Moody’s ratings agency lowered the rating of 12 U.K. financial institutions on Friday, saying it sees a decreased likelihood of government support for smaller institutions in particular but specifying the move does not reflect a deterioration in the financial strength of the banking system.
“Moody's believes that the government is likely to continue to provide some level of support to systemically important financial institutions, which continue to incorporate up to three notches of uplift.
However, it is more likely now to allow smaller institutions to fail if they become financially troubled,” Moody’s said in a statement.
In addition, Moody's downgraded nine Portuguese banks on Friday, citing the increased risk linked to their holdings of government debt.

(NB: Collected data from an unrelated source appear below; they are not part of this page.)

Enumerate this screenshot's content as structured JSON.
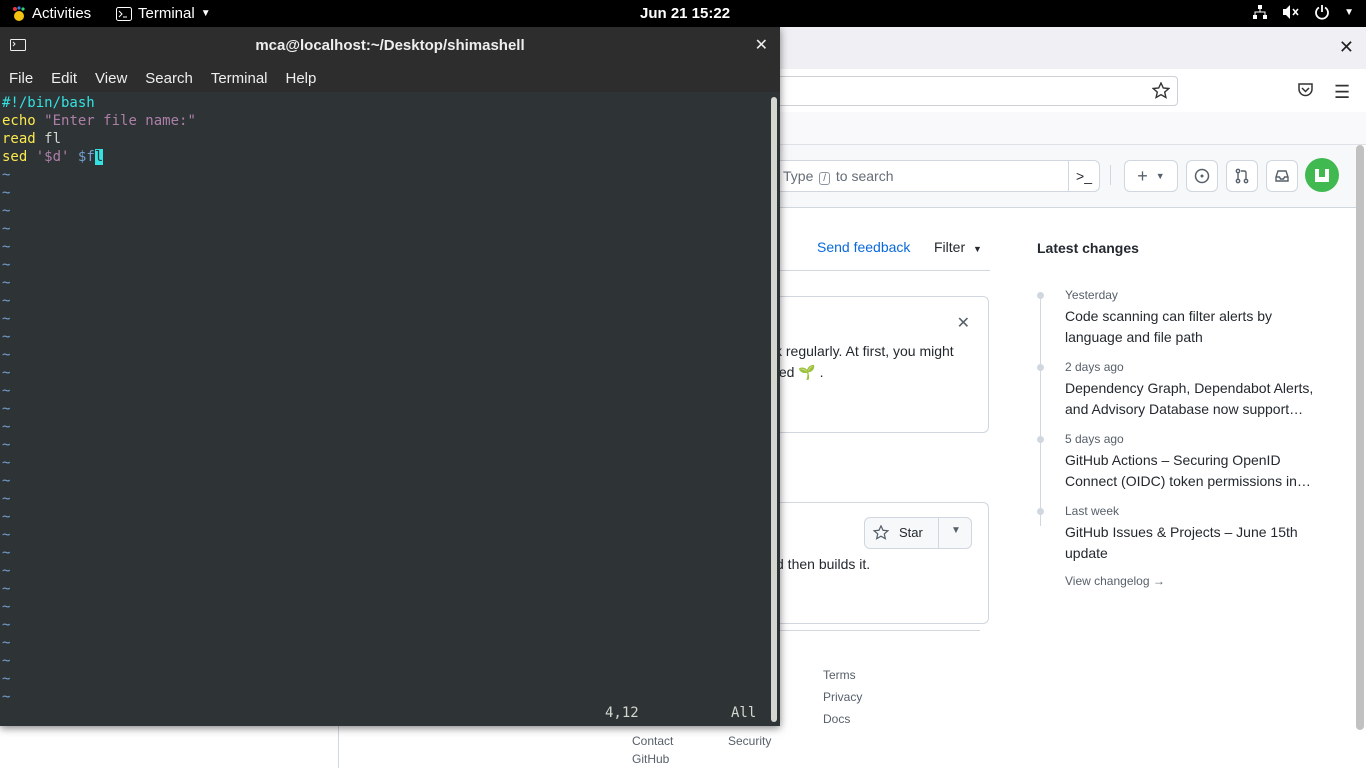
{
  "topbar": {
    "activities": "Activities",
    "app_name": "Terminal",
    "clock": "Jun 21  15:22"
  },
  "browser": {
    "search_placeholder_prefix": "Type",
    "search_slash": "/",
    "search_placeholder_suffix": "to search",
    "send_feedback": "Send feedback",
    "filter": "Filter",
    "card1_line1": "k regularly. At first, you might",
    "card1_line2": "ted 🌱 .",
    "star_label": "Star",
    "card2_text": "d then builds it.",
    "latest_changes_title": "Latest changes",
    "changelog": [
      {
        "when": "Yesterday",
        "what": "Code scanning can filter alerts by language and file path"
      },
      {
        "when": "2 days ago",
        "what": "Dependency Graph, Dependabot Alerts, and Advisory Database now support…"
      },
      {
        "when": "5 days ago",
        "what": "GitHub Actions – Securing OpenID Connect (OIDC) token permissions in…"
      },
      {
        "when": "Last week",
        "what": "GitHub Issues & Projects – June 15th update"
      }
    ],
    "view_changelog": "View changelog →",
    "footer": {
      "terms": "Terms",
      "privacy": "Privacy",
      "docs": "Docs",
      "contact_line1": "Contact",
      "contact_line2": "GitHub",
      "security": "Security"
    }
  },
  "terminal": {
    "title": "mca@localhost:~/Desktop/shimashell",
    "menu": [
      "File",
      "Edit",
      "View",
      "Search",
      "Terminal",
      "Help"
    ],
    "code": {
      "shebang": "#!/bin/bash",
      "echo_kw": "echo",
      "echo_str": "\"Enter file name:\"",
      "read_kw": "read",
      "read_var": "fl",
      "sed_kw": "sed",
      "sed_expr": "'$d'",
      "sed_var_prefix": "$f",
      "sed_var_cursor": "l"
    },
    "tilde": "~",
    "cursor_pos": "4,12",
    "scroll_pos": "All"
  }
}
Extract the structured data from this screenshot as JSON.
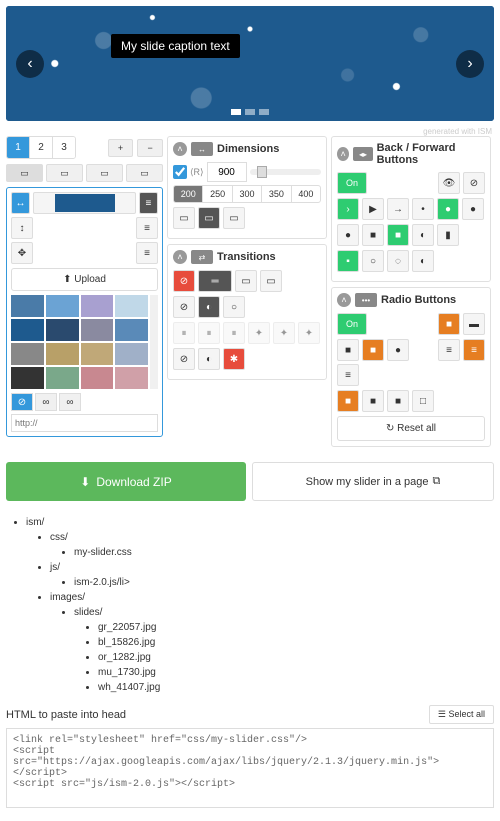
{
  "hero": {
    "caption": "My slide caption text",
    "generated": "generated with ISM"
  },
  "tabs": {
    "t1": "1",
    "t2": "2",
    "t3": "3"
  },
  "upload": "Upload",
  "link_placeholder": "http://",
  "dimensions": {
    "title": "Dimensions",
    "width": "900",
    "presets": [
      "200",
      "250",
      "300",
      "350",
      "400"
    ]
  },
  "transitions": {
    "title": "Transitions"
  },
  "backforward": {
    "title": "Back / Forward Buttons",
    "on": "On"
  },
  "radio": {
    "title": "Radio Buttons",
    "on": "On",
    "reset": "Reset all"
  },
  "download": "Download ZIP",
  "showpage": "Show my slider in a page",
  "tree": {
    "root": "ism/",
    "css": "css/",
    "cssfile": "my-slider.css",
    "js": "js/",
    "jsfile": "ism-2.0.js/li>",
    "images": "images/",
    "slides": "slides/",
    "f1": "gr_22057.jpg",
    "f2": "bl_15826.jpg",
    "f3": "or_1282.jpg",
    "f4": "mu_1730.jpg",
    "f5": "wh_41407.jpg"
  },
  "paste_label": "HTML to paste into head",
  "select_all": "Select all",
  "code": "<link rel=\"stylesheet\" href=\"css/my-slider.css\"/>\n<script src=\"https://ajax.googleapis.com/ajax/libs/jquery/2.1.3/jquery.min.js\"></script>\n<script src=\"js/ism-2.0.js\"></script>"
}
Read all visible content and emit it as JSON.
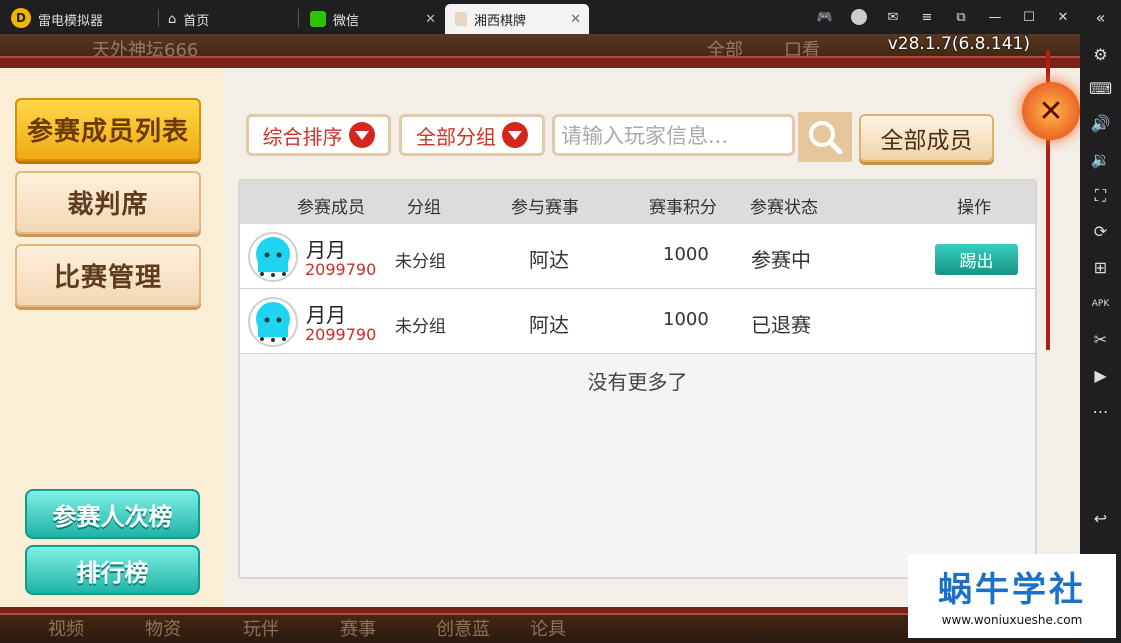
{
  "titlebar": {
    "app_name": "雷电模拟器",
    "tabs": [
      {
        "label": "首页"
      },
      {
        "label": "微信"
      },
      {
        "label": "湘西棋牌"
      }
    ]
  },
  "game": {
    "version": "v28.1.7(6.8.141)",
    "background": {
      "top_texts": [
        "天外神坛666",
        "全部",
        "口看"
      ],
      "bottom_texts": [
        "视频",
        "物资",
        "玩伴",
        "赛事",
        "创意蓝",
        "论具"
      ]
    },
    "left_menu": [
      {
        "label": "参赛成员列表"
      },
      {
        "label": "裁判席"
      },
      {
        "label": "比赛管理"
      }
    ],
    "left_bottom_buttons": [
      {
        "label": "参赛人次榜"
      },
      {
        "label": "排行榜"
      }
    ],
    "filters": {
      "sort": "综合排序",
      "group": "全部分组",
      "search_placeholder": "请输入玩家信息...",
      "all_members": "全部成员"
    },
    "table": {
      "headers": [
        "参赛成员",
        "分组",
        "参与赛事",
        "赛事积分",
        "参赛状态",
        "操作"
      ],
      "rows": [
        {
          "name": "月月",
          "id": "2099790",
          "group": "未分组",
          "event": "阿达",
          "score": "1000",
          "status": "参赛中",
          "action": "踢出"
        },
        {
          "name": "月月",
          "id": "2099790",
          "group": "未分组",
          "event": "阿达",
          "score": "1000",
          "status": "已退赛",
          "action": ""
        }
      ],
      "footer": "没有更多了"
    }
  },
  "watermark": {
    "title": "蜗牛学社",
    "url": "www.woniuxueshe.com"
  },
  "colors": {
    "accent_red": "#d5261c",
    "teal": "#1fb3a6",
    "gold": "#f1a915"
  }
}
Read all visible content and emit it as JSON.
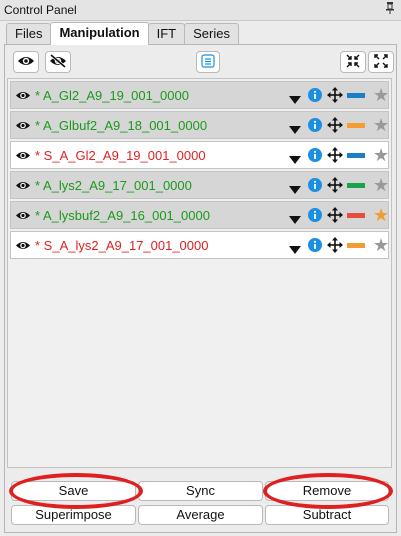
{
  "window": {
    "title": "Control Panel",
    "pin_icon": "pin-icon"
  },
  "tabs": [
    {
      "label": "Files",
      "active": false
    },
    {
      "label": "Manipulation",
      "active": true
    },
    {
      "label": "IFT",
      "active": false
    },
    {
      "label": "Series",
      "active": false
    }
  ],
  "toolbar": {
    "show_all_icon": "eye-icon",
    "hide_all_icon": "eye-slash-icon",
    "list_icon": "list-icon",
    "collapse_icon": "collapse-arrows-icon",
    "expand_icon": "expand-arrows-icon"
  },
  "items": [
    {
      "name": "* A_Gl2_A9_19_001_0000",
      "color": "#1a9a1a",
      "swatch": "#1a7fc4",
      "star": "#999999",
      "selected": true
    },
    {
      "name": "* A_Glbuf2_A9_18_001_0000",
      "color": "#1a9a1a",
      "swatch": "#f39c33",
      "star": "#999999",
      "selected": true
    },
    {
      "name": "* S_A_Gl2_A9_19_001_0000",
      "color": "#e02020",
      "swatch": "#1a7fc4",
      "star": "#999999",
      "selected": false
    },
    {
      "name": "* A_lys2_A9_17_001_0000",
      "color": "#1a9a1a",
      "swatch": "#1aa34a",
      "star": "#999999",
      "selected": true
    },
    {
      "name": "* A_lysbuf2_A9_16_001_0000",
      "color": "#1a9a1a",
      "swatch": "#e84c3d",
      "star": "#f39c33",
      "selected": true
    },
    {
      "name": "* S_A_lys2_A9_17_001_0000",
      "color": "#e02020",
      "swatch": "#f39c33",
      "star": "#999999",
      "selected": false
    }
  ],
  "buttons": {
    "save": "Save",
    "sync": "Sync",
    "remove": "Remove",
    "superimpose": "Superimpose",
    "average": "Average",
    "subtract": "Subtract"
  },
  "colors": {
    "accent_red": "#e02020",
    "info_blue": "#1a8fe3"
  }
}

“It’s a little bit of a catch-up for Moody’s,” said Louise Cooper at BGC Partners, adding the downgrades were overdue.
Royal Bank of Scotland [RBS-LN 23.62 -0.74 (-3.04%) ] shares opened down by some 5 percent, also pressured by an FT report that Britain’s financial regulator is examining the bank’s portfolio of commercial property loans.
RBS said on Friday it remains one of Europe's strongest capitalized banks.
“A 5 percent move on RBS isn’t a huge move," Cooper said. "Markets are so massively volatile.”
Moody’s cut Lloyds TSB Bank [LLOY-LN 34.66 -1.205 (-3.36%) ] and Santander UK by one notch to A1 from Aa3 and the Co-Operative Bank by one notch to A3 from A2.
RBS and Nationwide Building Society were downgraded by two notches and seven smaller building societies were cut by one to five notches.